Some of my favorite rituals were on the chairlift. We would sing songs, play clapping games with our hands and "I Spy."  They would entertain us and eventually we were entertaining each other.  Once we were off the chair, our ritual turned to the trees.  Our dad would lead us through any tree-laden path possible.  Initially, their goal was one run and then that grew to five runs, until it wasn't considered a ski day unless we skied at least seven runs (remember this was back in slow chair days).  The reward after a day or hour on the slopes: hot chocolate brimming with marshmellows.  

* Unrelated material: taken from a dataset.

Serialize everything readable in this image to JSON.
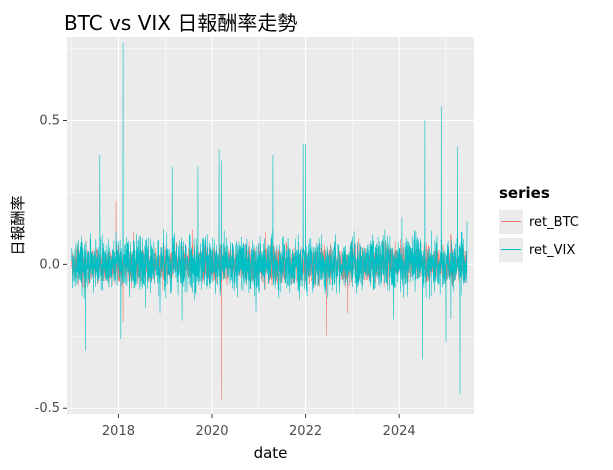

My brother and I both took lessons throughout our youth.  Our instructors and coaches were key to our ongoing development, but our family always came together each week to connect on the mountain. Regardless of age and attitude (think pre-teen years), our ritual of skiing as a family brought us together. When we could not find words or agree at home, the mountain was our refuge and a zone of nuetrality. No questions were asked, but somehow answers surfaced in the fresh air and the rhythm of our skis on the snow.

Fast forward to today and rituals are beginning with my children. I've noticed that many of the rituals I treasured serve as inspiration.  Here are a few ideas for your own family rituals:

  • Hot chocolate!  Or as my son Nils noted after a day of skiing "Mom, I need a kiddie cocktail!"  (Trust me, mom needed "mommy juice" that day).  Whether it's hot chocolate or a Shirley Temple (Nils' favorite), connecting after a day of skiing is a long time ritual of the sport and a great way to end the day.

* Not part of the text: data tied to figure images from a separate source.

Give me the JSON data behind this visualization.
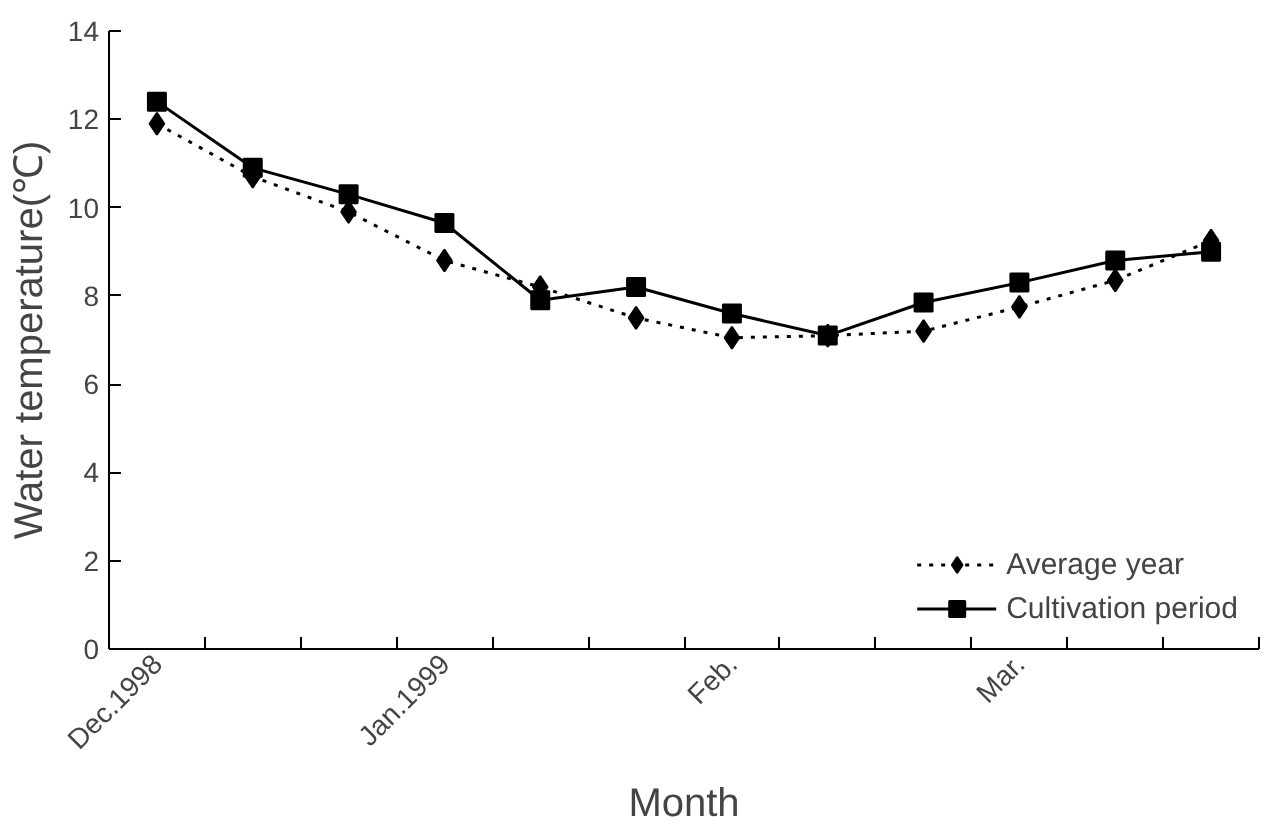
{
  "chart_data": {
    "type": "line",
    "xlabel": "Month",
    "ylabel": "Water temperature(℃)",
    "categories": [
      "Dec.1998",
      null,
      null,
      "Jan.1999",
      null,
      null,
      "Feb.",
      null,
      null,
      "Mar.",
      null,
      null
    ],
    "series": [
      {
        "name": "Average year",
        "color": "#000000",
        "marker": "diamond",
        "line_style": "dotted",
        "values": [
          11.9,
          10.7,
          9.9,
          8.8,
          8.2,
          7.5,
          7.05,
          7.1,
          7.2,
          7.75,
          8.35,
          9.25
        ]
      },
      {
        "name": "Cultivation period",
        "color": "#000000",
        "marker": "square",
        "line_style": "solid",
        "values": [
          12.4,
          10.9,
          10.3,
          9.65,
          7.9,
          8.2,
          7.6,
          7.1,
          7.85,
          8.3,
          8.8,
          9.0
        ]
      }
    ],
    "ylim": [
      0,
      14
    ],
    "yticks": [
      0,
      2,
      4,
      6,
      8,
      10,
      12,
      14
    ],
    "grid": false,
    "legend": "bottom right"
  }
}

  • Fires and hot tubs!  Get warm, get cozy, relax and play games!
  • Sing!  I often hear both of my children singing as they ski.  I catch myself jamming to music in my mind as I ski.  Share songs on the chair and sing as you shred the terrain.  Singing while skiing is so common that PCMR now hosts Singing on the Slopes!
  • Trees, trails, whoop-di-dos and treasures.  Growing up we created our own paths through the trees.  Today, ski areas have developed kid specific terrain.  For example, PCMR has Adventure Alley and they provide a treasure mapSnowmama Heather also details the incredible adventure that awaits at PCMR.

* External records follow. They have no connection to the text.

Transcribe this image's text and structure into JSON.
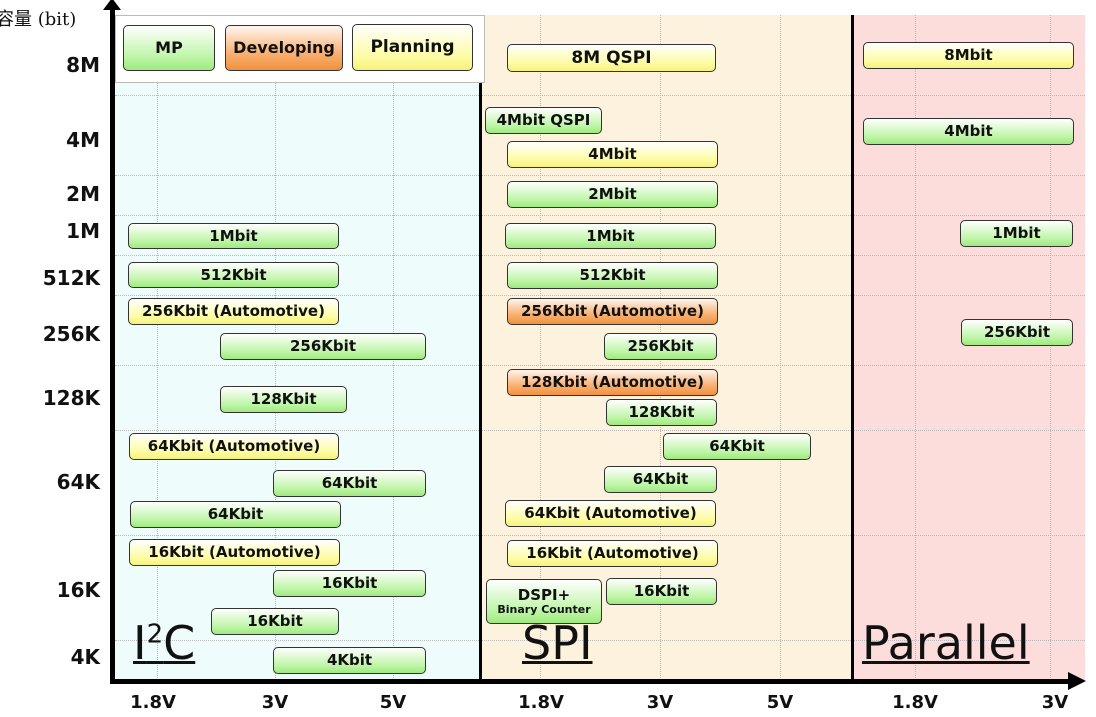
{
  "y_axis": {
    "title": "容量 (bit)",
    "ticks": [
      "8M",
      "4M",
      "2M",
      "1M",
      "512K",
      "256K",
      "128K",
      "64K",
      "16K",
      "4K"
    ]
  },
  "x_axis": {
    "ticks": [
      "1.8V",
      "3V",
      "5V",
      "1.8V",
      "3V",
      "5V",
      "1.8V",
      "3V"
    ]
  },
  "legend": [
    {
      "label": "MP",
      "status": "green"
    },
    {
      "label": "Developing",
      "status": "orange"
    },
    {
      "label": "Planning",
      "status": "yellow"
    }
  ],
  "status_colors": {
    "MP": "#a8ee88",
    "Developing": "#f5a050",
    "Planning": "#faf690"
  },
  "sections": {
    "i2c": {
      "title": "I",
      "title_sup": "2",
      "title_rest": "C",
      "background": "#effcfc",
      "items": [
        {
          "label": "1Mbit",
          "status": "green"
        },
        {
          "label": "512Kbit",
          "status": "green"
        },
        {
          "label": "256Kbit (Automotive)",
          "status": "yellow"
        },
        {
          "label": "256Kbit",
          "status": "green"
        },
        {
          "label": "128Kbit",
          "status": "green"
        },
        {
          "label": "64Kbit (Automotive)",
          "status": "yellow"
        },
        {
          "label": "64Kbit",
          "status": "green"
        },
        {
          "label": "64Kbit",
          "status": "green"
        },
        {
          "label": "16Kbit (Automotive)",
          "status": "yellow"
        },
        {
          "label": "16Kbit",
          "status": "green"
        },
        {
          "label": "16Kbit",
          "status": "green"
        },
        {
          "label": "4Kbit",
          "status": "green"
        }
      ]
    },
    "spi": {
      "title": "SPI",
      "background": "#fdf2dd",
      "items": [
        {
          "label": "8M QSPI",
          "status": "yellow"
        },
        {
          "label": "4Mbit QSPI",
          "status": "green"
        },
        {
          "label": "4Mbit",
          "status": "yellow"
        },
        {
          "label": "2Mbit",
          "status": "green"
        },
        {
          "label": "1Mbit",
          "status": "green"
        },
        {
          "label": "512Kbit",
          "status": "green"
        },
        {
          "label": "256Kbit (Automotive)",
          "status": "orange"
        },
        {
          "label": "256Kbit",
          "status": "green"
        },
        {
          "label": "128Kbit (Automotive)",
          "status": "orange"
        },
        {
          "label": "128Kbit",
          "status": "green"
        },
        {
          "label": "64Kbit",
          "status": "green"
        },
        {
          "label": "64Kbit",
          "status": "green"
        },
        {
          "label": "64Kbit (Automotive)",
          "status": "yellow"
        },
        {
          "label": "16Kbit (Automotive)",
          "status": "yellow"
        },
        {
          "label": "DSPI+",
          "sublabel": "Binary Counter",
          "status": "green"
        },
        {
          "label": "16Kbit",
          "status": "green"
        }
      ]
    },
    "parallel": {
      "title": "Parallel",
      "background": "#fddcdc",
      "items": [
        {
          "label": "8Mbit",
          "status": "yellow"
        },
        {
          "label": "4Mbit",
          "status": "green"
        },
        {
          "label": "1Mbit",
          "status": "green"
        },
        {
          "label": "256Kbit",
          "status": "green"
        }
      ]
    }
  }
}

  • Connection.  Regardless of age or differences, the ski slopes often are the nuetral ground for families that have grown together on the slopes.  Snowpapa JD relates to this notion and describes the bond he has with his daughter when they hit the slopes together.  Sometimes all you need is fresh air, the granduer of the mountains and the flow of your skis/board beneath your feet to unwind and let go of stress.
  • Photos, videos, social media... oh my!  Snowmama Lisa shares her love of on-mountain photographers, such as Sharp Shooters.  Our family had our photo taken every Christmas Day throughout our childhood.  This is an amazing ritual and I love looking at the ski gear we wore with pride each passing year.  Go-Pro also provides a great way to capture moments and Snowmama April provides an essential 101 for this device.  One of our family rituals is hanging our old passes on the Christmas tree as ornaments.
  • Speaking of gear... one of the best rituals is picking out your gear for the season ahead.  Whether it's brand new, handed down or found, style is unique to each individual.  Let your children choose their style and allow them to embody the type of skier or boarder they hope to become!
Snowmama Jill with Family
  • Find your own flow and honor the difference of each of your friends and family members.  Some of my favorite memories and rituals were from sharing moments on the hill.  I learned more about myself, my friends, family, even strangers while skiing.  We live in an age filled with technology and opportunties to connect virtually anytime, anywhere.  However, it is essential (and often due to extreme cold and huge flakes) to put the phone away, turn of the camera and tune in to each other.  Like I've said before:  All I Really Need to Know I Learned From Skiing!
At the end of the day, you're skiing!  You're with your family!  Have fun, don't sweat the small stuff, shrug off the trials of cold hands, grumbling bellies and mid-mountain meltdowns.  You'll remember the good with nostalgia and share endless stories of the "bad" while laughing and connecting with those you love.